Gandara Esteban, Moniz Thomas T, Ungar Jonathan, Lee Jason, Chan-Macrae Myrna, O'Malley Terrence, Schnipper Jeffrey L
Division of General Medicine and Primary Care, Brigham and Women's Hospital, Boston, USA.
Jt Comm J Qual Patient Saf. 2008 Aug;34(8):460-3. doi: 10.1016/s1553-7250(08)34057-4.
Anticoagulation is a commonly prescribed and effective therapy for several medical conditions but requires detailed communication among clinicians to avoid adverse patient outcomes following hospital discharge.
Discharge documentation packets of a sample of patients discharged from all five acute care hospitals of the Partners Healthcare System to 30 subacute facilities in Boston and prescribed anticoagulation for treatment or prophylaxis of thromboembolic disease were evaluated. Required data elements included information on anticoagulation indication, duration, dosing, monitoring, and follow-up. Discharge documentation packets were randomly selected for reviewers at acute sites, whereas reviewers at subacute sites selected which packets to review.
Of 757 patients prescribed anticoagulation at discharge from March 2005 through June 2007, duration of therapy (for unfractionated or low-molecular-weight heparin [UFH/LMWH]) and recent dosing and monitoring information (for warfarin) were the areas with the biggest deficits. Of the patients prescribed UFH/LMWH or warfarin, 45.4% and 16.4%, respectively, had all the required information in the discharge summary. Patients discharged from community hospitals were more likely to be discharged with all the information needed for the use of warfarin (Odds Ratio [OR], 2.56; 95% confidence interval [CI], 1.20-5.46) or UFH/LMWH (OR, 2.97; 95% CI, 1.98-4.44) than patients discharged from academic medical centers.
Important information to safely prescribe anticoagulation after discharge was often missing from the discharge summaries of patients transferred from acute hospitals to subacute facilities. Future research should focus on developing, implementing, and evaluating quality improvement interventions to address this gap.
抗凝治疗是针对多种病症常用的且有效的治疗方法,但临床医生之间需要进行详细沟通,以避免患者出院后出现不良后果。
对从合作医疗系统的所有五家急症医院出院至波士顿30家亚急性医疗机构并被开具抗凝药以治疗或预防血栓栓塞性疾病的患者样本的出院文件包进行评估。所需的数据元素包括抗凝指征、疗程、剂量、监测和随访信息。
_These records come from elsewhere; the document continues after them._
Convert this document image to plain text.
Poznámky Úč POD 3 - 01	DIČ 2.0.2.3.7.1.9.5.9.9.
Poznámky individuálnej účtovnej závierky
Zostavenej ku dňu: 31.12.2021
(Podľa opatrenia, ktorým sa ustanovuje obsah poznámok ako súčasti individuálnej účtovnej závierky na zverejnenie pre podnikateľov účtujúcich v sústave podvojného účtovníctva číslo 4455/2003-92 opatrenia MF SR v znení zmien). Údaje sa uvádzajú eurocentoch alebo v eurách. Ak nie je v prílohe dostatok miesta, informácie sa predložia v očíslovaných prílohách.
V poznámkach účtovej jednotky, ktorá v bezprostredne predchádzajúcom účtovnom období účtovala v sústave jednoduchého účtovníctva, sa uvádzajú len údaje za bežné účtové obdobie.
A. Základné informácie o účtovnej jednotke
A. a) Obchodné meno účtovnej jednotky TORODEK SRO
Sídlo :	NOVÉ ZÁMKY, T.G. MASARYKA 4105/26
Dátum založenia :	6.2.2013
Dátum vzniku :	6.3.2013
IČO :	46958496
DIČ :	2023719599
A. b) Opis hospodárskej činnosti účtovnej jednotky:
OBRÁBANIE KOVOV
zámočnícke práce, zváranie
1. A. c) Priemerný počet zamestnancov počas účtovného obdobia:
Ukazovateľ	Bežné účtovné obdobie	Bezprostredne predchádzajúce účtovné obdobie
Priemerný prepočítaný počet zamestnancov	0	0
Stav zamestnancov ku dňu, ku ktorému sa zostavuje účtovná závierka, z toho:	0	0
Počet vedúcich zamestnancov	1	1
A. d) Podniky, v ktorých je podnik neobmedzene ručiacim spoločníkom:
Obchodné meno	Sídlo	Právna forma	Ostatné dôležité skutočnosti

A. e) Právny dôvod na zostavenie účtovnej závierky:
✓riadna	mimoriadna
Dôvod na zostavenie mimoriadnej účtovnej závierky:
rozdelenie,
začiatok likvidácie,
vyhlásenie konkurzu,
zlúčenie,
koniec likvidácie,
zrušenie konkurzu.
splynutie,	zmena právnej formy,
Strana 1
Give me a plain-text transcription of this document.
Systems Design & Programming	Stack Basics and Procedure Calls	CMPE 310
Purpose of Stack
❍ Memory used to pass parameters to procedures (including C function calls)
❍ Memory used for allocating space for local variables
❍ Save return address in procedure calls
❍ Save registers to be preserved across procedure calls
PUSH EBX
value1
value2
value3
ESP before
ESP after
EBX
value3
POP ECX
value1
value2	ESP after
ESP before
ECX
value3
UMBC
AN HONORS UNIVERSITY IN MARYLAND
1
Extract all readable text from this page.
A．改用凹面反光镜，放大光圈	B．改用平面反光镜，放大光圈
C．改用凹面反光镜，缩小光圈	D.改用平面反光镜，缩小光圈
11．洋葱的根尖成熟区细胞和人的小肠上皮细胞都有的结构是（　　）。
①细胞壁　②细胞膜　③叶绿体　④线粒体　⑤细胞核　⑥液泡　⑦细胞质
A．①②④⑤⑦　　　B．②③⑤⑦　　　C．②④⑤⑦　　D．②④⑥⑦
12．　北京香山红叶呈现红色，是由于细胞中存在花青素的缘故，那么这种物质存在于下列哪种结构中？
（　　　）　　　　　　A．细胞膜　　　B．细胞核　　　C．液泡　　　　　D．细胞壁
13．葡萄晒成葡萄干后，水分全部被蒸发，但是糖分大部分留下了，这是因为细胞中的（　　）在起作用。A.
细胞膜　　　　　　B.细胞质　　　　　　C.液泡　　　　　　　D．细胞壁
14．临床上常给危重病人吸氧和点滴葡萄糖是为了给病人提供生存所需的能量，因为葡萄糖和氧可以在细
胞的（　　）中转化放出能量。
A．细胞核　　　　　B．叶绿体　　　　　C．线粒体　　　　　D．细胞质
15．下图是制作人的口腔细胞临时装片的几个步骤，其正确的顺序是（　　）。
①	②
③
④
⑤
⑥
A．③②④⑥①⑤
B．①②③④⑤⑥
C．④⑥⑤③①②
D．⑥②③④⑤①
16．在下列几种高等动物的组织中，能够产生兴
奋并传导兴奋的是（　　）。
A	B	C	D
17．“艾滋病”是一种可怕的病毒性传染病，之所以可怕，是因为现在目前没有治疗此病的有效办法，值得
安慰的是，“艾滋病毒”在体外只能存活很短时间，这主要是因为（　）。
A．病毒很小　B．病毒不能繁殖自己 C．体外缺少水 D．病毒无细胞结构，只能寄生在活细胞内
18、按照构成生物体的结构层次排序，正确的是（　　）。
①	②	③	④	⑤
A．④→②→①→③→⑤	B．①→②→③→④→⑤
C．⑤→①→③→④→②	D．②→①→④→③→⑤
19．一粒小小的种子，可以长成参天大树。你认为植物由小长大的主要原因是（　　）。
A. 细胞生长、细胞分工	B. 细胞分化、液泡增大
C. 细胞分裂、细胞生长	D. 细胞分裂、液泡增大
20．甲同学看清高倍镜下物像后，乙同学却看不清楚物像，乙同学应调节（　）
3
急症医院的审查员随机选择出院文件包进行审查,而亚急性医院的审查员则选择要审查的文件包。
在2005年3月至2007年6月出院时被开具抗凝药的757例患者中,治疗疗程(对于普通肝素或低分子肝素[UFH/LMWH])以及近期的剂量和监测信息(对于华法林)是存在最大缺陷的方面。在被开具UFH/LMWH或华法林的患者中,分别有45.4%和16.4%在出院小结中包含了所有所需信息。与从学术医疗中心出院的患者相比,从社区医院出院的患者更有可能在出院时获得使用华法林(优势比[OR],2.56;95%置信区间[CI],1.20 - 5.46)或UFH/LMWH(OR,2.97;95%CI,1.98 - 4.44)所需的所有信息。
从急症医院转至亚急性医疗机构的患者的出院小结中常常缺少出院后安全开具抗凝药所需的重要信息。未来的研究应侧重于开发、实施和评估质量改进干预措施以弥补这一差距。